Madison: Insoluble problem because so many of the cases come out of visual arts settings. They’re problematic because courts aren’t good with visuals. Visuals have a kind of psychology/authority distinct from text.  So long as you have consumer expectations/reaction built in to TM, the test will always be suboptimal; there is a plausible argument that consumers look at the picture and think it comes from Alabama.  Dastar puts pressure on the idea of having a product trade dress right in these kinds of images to begin with.
McKenna: the right is in the uniforms, then trying to enforce that against the paintings. It’s a strange use of secondary meaning, which seems to mean “recognize the content” not “recognize the source.”  Trying to draw a line independent of consumer expectation, if what consumers think is driven by implicit suggestion in the painting. Would apply to word marks in titles and songs too.
Kur: European perspective—would have to use the functions of the TM.  Any detriment to the origin function?  Danger is that once you can make plausible case of consumer assumption on basis of content that there’s a license, you’d be forced to find infringement. 

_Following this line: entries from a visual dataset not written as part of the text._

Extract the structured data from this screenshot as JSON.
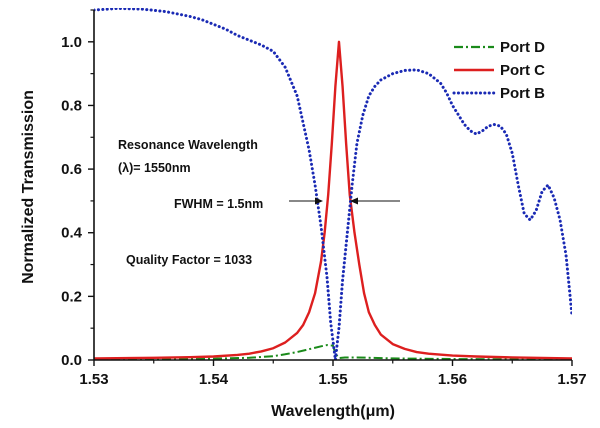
{
  "chart_data": {
    "type": "line",
    "title": "",
    "xlabel": "Wavelength(μm)",
    "ylabel": "Normalized Transmission",
    "xlim": [
      1.53,
      1.57
    ],
    "ylim": [
      0,
      1.1
    ],
    "xticks": [
      "1.53",
      "1.54",
      "1.55",
      "1.56",
      "1.57"
    ],
    "xtick_values": [
      1.53,
      1.54,
      1.55,
      1.56,
      1.57
    ],
    "yticks": [
      "0.0",
      "0.2",
      "0.4",
      "0.6",
      "0.8",
      "1.0"
    ],
    "ytick_values": [
      0.0,
      0.2,
      0.4,
      0.6,
      0.8,
      1.0
    ],
    "grid": false,
    "legend_position": "top-right",
    "series": [
      {
        "name": "Port D",
        "color": "#1a8a1a",
        "dash": "dash-dot",
        "x": [
          1.53,
          1.535,
          1.54,
          1.543,
          1.545,
          1.546,
          1.547,
          1.548,
          1.549,
          1.5495,
          1.55,
          1.5502,
          1.5505,
          1.551,
          1.552,
          1.553,
          1.555,
          1.56,
          1.565,
          1.57
        ],
        "y": [
          0.001,
          0.002,
          0.004,
          0.007,
          0.012,
          0.018,
          0.025,
          0.034,
          0.043,
          0.047,
          0.045,
          0.02,
          0.006,
          0.008,
          0.008,
          0.007,
          0.005,
          0.003,
          0.002,
          0.001
        ]
      },
      {
        "name": "Port C",
        "color": "#dd1f1f",
        "dash": "solid",
        "x": [
          1.53,
          1.535,
          1.538,
          1.54,
          1.542,
          1.543,
          1.544,
          1.545,
          1.546,
          1.547,
          1.5475,
          1.548,
          1.5485,
          1.549,
          1.5493,
          1.5496,
          1.5499,
          1.5502,
          1.5505,
          1.5508,
          1.5511,
          1.5514,
          1.5518,
          1.5522,
          1.5526,
          1.553,
          1.5535,
          1.554,
          1.555,
          1.556,
          1.557,
          1.558,
          1.56,
          1.562,
          1.565,
          1.57
        ],
        "y": [
          0.005,
          0.007,
          0.009,
          0.011,
          0.016,
          0.02,
          0.027,
          0.037,
          0.055,
          0.085,
          0.11,
          0.15,
          0.21,
          0.31,
          0.4,
          0.52,
          0.68,
          0.86,
          1.0,
          0.86,
          0.68,
          0.52,
          0.4,
          0.3,
          0.21,
          0.15,
          0.11,
          0.08,
          0.05,
          0.035,
          0.025,
          0.02,
          0.014,
          0.011,
          0.008,
          0.005
        ]
      },
      {
        "name": "Port B",
        "color": "#1a2ab4",
        "dash": "dotted",
        "x": [
          1.53,
          1.532,
          1.534,
          1.536,
          1.538,
          1.539,
          1.54,
          1.541,
          1.542,
          1.543,
          1.544,
          1.545,
          1.546,
          1.547,
          1.548,
          1.5485,
          1.549,
          1.5495,
          1.5498,
          1.5502,
          1.5505,
          1.5508,
          1.5512,
          1.5516,
          1.552,
          1.5525,
          1.553,
          1.5535,
          1.554,
          1.555,
          1.556,
          1.557,
          1.558,
          1.559,
          1.5595,
          1.56,
          1.5605,
          1.561,
          1.5615,
          1.562,
          1.5625,
          1.563,
          1.5635,
          1.564,
          1.5645,
          1.565,
          1.5655,
          1.566,
          1.5665,
          1.567,
          1.5675,
          1.568,
          1.5685,
          1.569,
          1.5695,
          1.57
        ],
        "y": [
          1.1,
          1.105,
          1.103,
          1.095,
          1.08,
          1.07,
          1.055,
          1.04,
          1.02,
          1.005,
          0.99,
          0.97,
          0.92,
          0.83,
          0.66,
          0.55,
          0.42,
          0.26,
          0.12,
          0.0,
          0.1,
          0.25,
          0.4,
          0.55,
          0.68,
          0.77,
          0.83,
          0.86,
          0.88,
          0.9,
          0.91,
          0.912,
          0.9,
          0.87,
          0.84,
          0.8,
          0.77,
          0.74,
          0.72,
          0.71,
          0.72,
          0.735,
          0.74,
          0.735,
          0.71,
          0.65,
          0.55,
          0.46,
          0.44,
          0.47,
          0.53,
          0.55,
          0.51,
          0.44,
          0.33,
          0.14
        ]
      }
    ],
    "annotations": {
      "resonance_line1": "Resonance Wavelength",
      "resonance_line2": "(λ)= 1550nm",
      "fwhm": "FWHM = 1.5nm",
      "quality": "Quality Factor = 1033"
    }
  }
}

McKenna: would translate impairs function to “causes confusion.” Our courts think that confusion harms the TM’s source function, even though that’s not always true, and that leads to a feedback loop of ever-spiralling confusion. We need some clear lines.  You can also teach consumers here: they shouldn’t rely on the presence of a mark in content to convey source.  There’s no real harm to them.
Afori: Substantial similarity is a metaphor used to introduce things like defendant’s state of mind—no objective standard.
Me: I agree entirely—substantial similarity is a mess.
Janis: all important design patent cases are going to involve cases in which the accused design varies somewhat from the patented design.  There is a tradition of a penumbra around the design.  And a penumbra around prior art.  Substantial similarity comes out of a really old case during a period in which the SCt was using “substantial similarity” even in utility patent cases—did not have the vocabulary we have now about element by element infringement.  Note, however, even if you had strict infringement, there’d still be room to claim infringement by the doctrine of equivalents.
My apologies, but I have a DMCA comment due and will do a bad job on the next panel.